Multiprocess and Model API Pipe
https://github.com/Akababa/Chess-Zero/blob/90a5aad05656131506239388557b9f60d16235a3/src/chess_zero/worker/self_play.py#L33-L41
I see you create max_processes pipe list of search_threads pipes and max_processes execute self play processes with the pipe list. A self player use own pipe list by pop from it. https://github.com/Akababa/Chess-Zero/blob/90a5aad05656131506239388557b9f60d16235a3/src/chess_zero/worker/self_play.py#L86-L87
More ever you keep it going continuously the same pipe list. https://github.com/Akababa/Chess-Zero/blob/90a5aad05656131506239388557b9f60d16235a3/src/chess_zero/worker/self_play.py#L56
Is it ok multiple pop from the same list? Why create the shared list by calling Manager.list and send the list to player, instead of sending pipe list itself? like this:
futures.append(executor.submit(self_play_buffer, self.config, cur=self.current_model.get_pipes(self.config.play.search_threads)))
# and
def self_play_buffer(config, cur) -> (ChessEnv, list):
pipes = cur # without pop
I hear you; I was trying to do that for the longest time before giving up and using shared manager.
The processpool will only have 3 running at a time, so it's safe to pop once for each (I append it back in the end).
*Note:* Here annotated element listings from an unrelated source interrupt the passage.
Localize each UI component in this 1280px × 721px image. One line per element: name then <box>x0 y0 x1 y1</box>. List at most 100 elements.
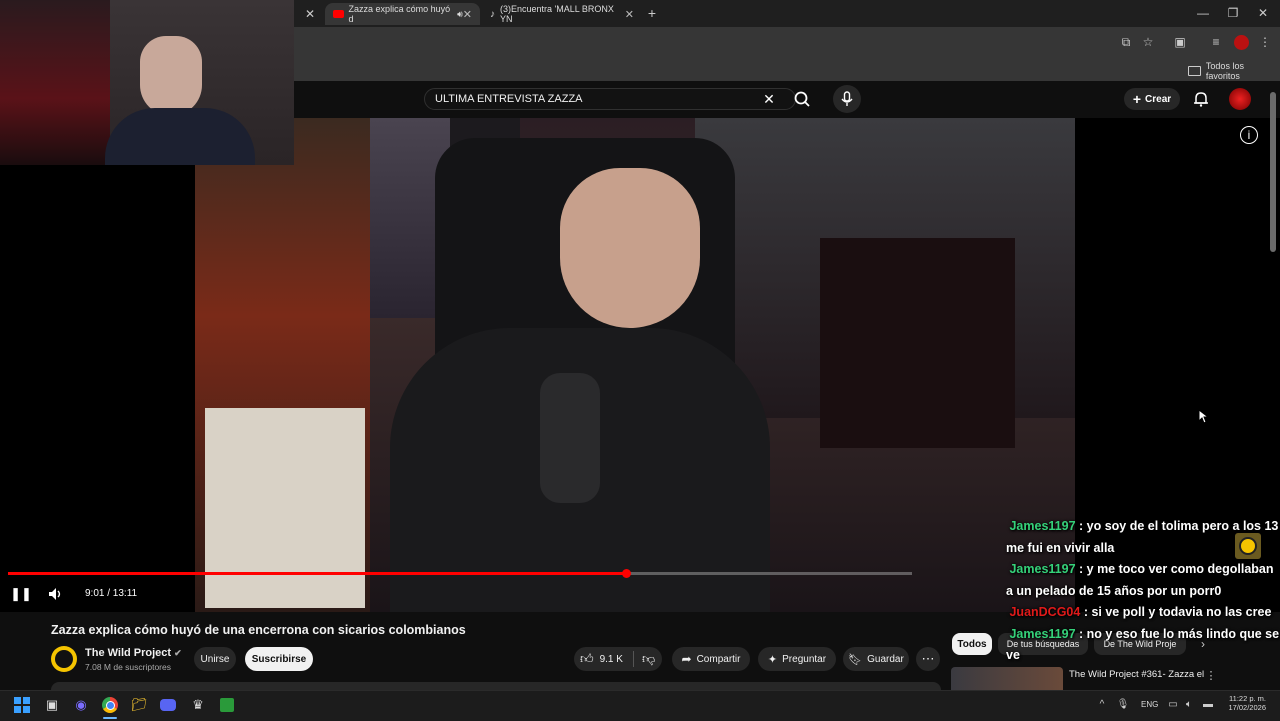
new-tab-button[interactable]: + <box>643 5 661 21</box>
language-indicator[interactable]: ENG <box>1141 700 1158 709</box>
active-app-indicator <box>103 717 117 719</box>
video-scene-slipknot-poster <box>820 238 1015 448</box>
clock-date: 17/02/2026 <box>1228 703 1266 712</box>
tab-youtube[interactable]: Zazza explica cómo huyó d 🔊︎ ✕ <box>325 3 480 25</box>
file-explorer-icon[interactable]: 📁︎ <box>129 695 149 715</box>
close-window-icon[interactable]: ✕ <box>1256 5 1270 21</box>
speaker-icon[interactable]: 🔈︎ <box>1183 697 1195 711</box>
media-controls-icon[interactable]: ≡ <box>1208 34 1224 50</box>
webcam-bg-left <box>0 0 110 165</box>
folder-icon <box>1188 66 1201 76</box>
chat-username: James1197 <box>1009 519 1076 533</box>
chip-all[interactable]: Todos <box>952 633 992 655</box>
discord-icon[interactable] <box>158 695 178 715</box>
chat-message: James1197 : y me toco ver como degollaba… <box>1006 562 1274 598</box>
chrome-logo-center <box>105 700 115 710</box>
like-icon[interactable]: 👍︎ <box>580 651 594 667</box>
time-display: 9:01 / 13:11 <box>85 588 138 599</box>
save-label: Guardar <box>867 653 904 665</box>
join-button[interactable]: Unirse <box>194 647 236 671</box>
tab-title: (3)Encuentra 'MALL BRONX YN <box>500 4 614 24</box>
progress-scrubber[interactable] <box>622 569 631 578</box>
video-title: Zazza explica cómo huyó de una encerrona… <box>51 623 466 637</box>
like-divider <box>632 651 634 667</box>
tiktok-icon: ♪ <box>490 8 495 20</box>
mouse-cursor-icon <box>1198 409 1208 424</box>
close-tab-icon[interactable]: ✕ <box>625 8 634 21</box>
recommendation-thumbnail[interactable] <box>951 667 1063 690</box>
notifications-button[interactable] <box>1192 90 1210 108</box>
channel-name[interactable]: The Wild Project ✔ <box>85 647 182 659</box>
voice-search-button[interactable] <box>833 85 861 113</box>
minimize-icon[interactable]: — <box>1196 5 1210 21</box>
progress-played <box>8 572 626 575</box>
clear-search-icon[interactable]: ✕ <box>760 90 778 108</box>
windows-icon <box>14 697 30 713</box>
chat-overlay: James1197 : yo soy de el tolima pero a l… <box>1006 516 1280 667</box>
share-button[interactable]: ➦ Compartir <box>672 647 750 671</box>
youtube-icon <box>333 10 344 18</box>
video-scene-face <box>560 168 700 328</box>
volume-icon <box>49 588 61 600</box>
chat-username: James1197 <box>1009 626 1076 641</box>
search-button[interactable] <box>790 88 814 110</box>
description-box[interactable] <box>51 682 941 690</box>
verified-icon: ✔ <box>174 648 182 658</box>
bell-icon <box>1194 92 1208 107</box>
close-tab-icon[interactable]: ✕ <box>300 6 320 22</box>
account-avatar[interactable] <box>1229 88 1251 110</box>
save-button[interactable]: 🔖︎ Guardar <box>843 647 909 671</box>
chat-message: James1197 : yo soy de el tolima pero a l… <box>1006 519 1279 555</box>
more-menu-icon[interactable]: ⋮ <box>1258 34 1272 50</box>
clock[interactable]: 11:22 p. m. 17/02/2026 <box>1226 694 1266 712</box>
chat-message: James1197 : no y eso fue lo más lindo qu… <box>1006 626 1280 663</box>
info-icon[interactable]: i <box>1240 126 1258 144</box>
microphone-icon <box>841 91 853 106</box>
video-scene-sign <box>205 408 365 608</box>
chat-username: JuanDCG04 <box>1009 605 1081 619</box>
close-tab-icon[interactable]: ✕ <box>463 8 472 21</box>
app-icon[interactable]: ♛ <box>188 695 208 715</box>
like-count[interactable]: 9.1 K <box>600 654 623 665</box>
bookmark-star-icon[interactable]: ☆ <box>1140 34 1156 50</box>
task-view-icon[interactable]: ▣ <box>42 695 62 715</box>
search-input[interactable]: ULTIMA ENTREVISTA ZAZZA <box>424 88 796 110</box>
create-button[interactable]: + Crear <box>1124 88 1180 110</box>
network-icon[interactable]: ▭ <box>1167 697 1179 711</box>
start-button[interactable] <box>12 695 32 715</box>
microphone-tray-icon[interactable]: 🎙︎ <box>1117 697 1130 711</box>
bookmark-icon: 🔖︎ <box>848 653 863 666</box>
app-icon[interactable]: ◉ <box>71 695 91 715</box>
page-scrollbar[interactable] <box>1270 92 1276 252</box>
mute-button[interactable] <box>46 585 64 603</box>
all-bookmarks-folder[interactable]: Todos los favoritos <box>1188 61 1280 81</box>
app-icon[interactable] <box>217 695 237 715</box>
channel-avatar[interactable] <box>51 646 77 672</box>
chrome-icon[interactable] <box>100 695 120 715</box>
dislike-icon[interactable]: 👎︎ <box>642 651 655 667</box>
channel-name-text: The Wild Project <box>85 647 172 659</box>
plus-icon: + <box>1132 91 1142 107</box>
recommendation-title[interactable]: The Wild Project #361- Zazza el <box>1069 669 1204 680</box>
battery-icon[interactable]: ▬ <box>1201 697 1215 711</box>
webcam-body <box>105 108 255 165</box>
more-actions-button[interactable]: ⋯ <box>916 647 940 671</box>
tray-chevron-icon[interactable]: ^ <box>1096 697 1108 711</box>
webcam-overlay <box>0 0 294 165</box>
tab-tiktok[interactable]: ♪ (3)Encuentra 'MALL BRONX YN ✕ <box>482 3 642 25</box>
create-label: Crear <box>1145 93 1172 105</box>
subscriber-count: 7.08 M de suscriptores <box>85 662 171 672</box>
share-icon: ➦ <box>681 652 692 666</box>
pause-button[interactable]: ❚❚ <box>10 586 32 602</box>
extensions-icon[interactable]: ▣ <box>1172 34 1188 50</box>
subscribe-button[interactable]: Suscribirse <box>245 647 313 671</box>
chat-username: James1197 <box>1009 562 1076 576</box>
video-player[interactable] <box>195 118 1075 612</box>
chat-message: JuanDCG04 : si ve poll y todavia no las … <box>1009 605 1272 619</box>
profile-avatar[interactable] <box>1234 35 1249 50</box>
restore-icon[interactable]: ❐ <box>1226 5 1240 21</box>
tab-title: Zazza explica cómo huyó d <box>348 4 451 24</box>
recommendation-menu-icon[interactable]: ⋮ <box>1206 669 1217 682</box>
ask-button[interactable]: ✦ Preguntar <box>758 647 836 671</box>
cast-icon[interactable]: ⧉ <box>1118 34 1134 50</box>
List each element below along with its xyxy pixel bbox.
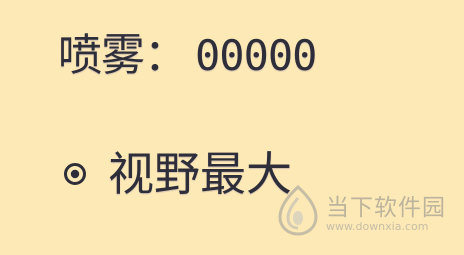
watermark-title: 当下软件园	[326, 195, 446, 221]
max-view-option[interactable]: 视野最大	[62, 146, 292, 202]
game-settings-panel: 喷雾： 00000 视野最大 当下软件园 www.downxia.com	[0, 0, 464, 255]
spray-value: 00000	[195, 31, 317, 80]
max-view-label: 视野最大	[108, 147, 292, 201]
spray-counter: 喷雾： 00000	[58, 28, 317, 84]
logo-icon	[274, 184, 322, 236]
watermark: 当下软件园 www.downxia.com	[268, 180, 464, 252]
watermark-url: www.downxia.com	[326, 220, 429, 233]
radio-selected-icon[interactable]	[62, 161, 88, 187]
spray-label: 喷雾：	[58, 30, 188, 81]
If I'm not mistaken calling get_pipes every time will leak pipes.
Oh, I see append pipe back in the end. https://github.com/Akababa/Chess-Zero/blob/90a5aad05656131506239388557b9f60d16235a3/src/chess_zero/worker/self_play.py#L118 And I think python is not enough implement search tree using multi processing. https://github.com/Zeta36/chess-alpha-zero/issues/13 Is the good result train using SL or RL?
Yeah python is slow but since I already maxed out my GPU usage I will just keep using it for now. When we do distributed self play we will most likely need C++ like leela zero though (@benediamond has already started implementing this part) Supervised, although it may be just luck as I'm having trouble reproducing it. I tried a whole bunch of stuff along the way and sometimes the most unintuitive things just work for no reason.
Thanks reply. I try multi processing search tree select_action_q_and_u part without expanding, is not use GPU and use only CPU. So if has multiple core CPU, this search can be faster in multiprocessing. And are you believe the residual model can be train chess moves is not in the training data with SL? More ever for RL, the residual model can be train chess moves is not passed ever in self playing?
Nice, I look forward to seeing it! I'm not sure what your question is. The SL policy is just 1 for the human move and 0 for everything else. And chess has no "passing" allowed.
My question is that the residual model can be train chess moves on the status, this board status is not in the training data.
https://github.com/Akababa/Chess-Zero/wiki#model-diagram Oh I think I understand now. The board status (except for 3 times repetition) can be inferred from the moves leading up to it. I left out the history planes for simplicity and to combat overfitting.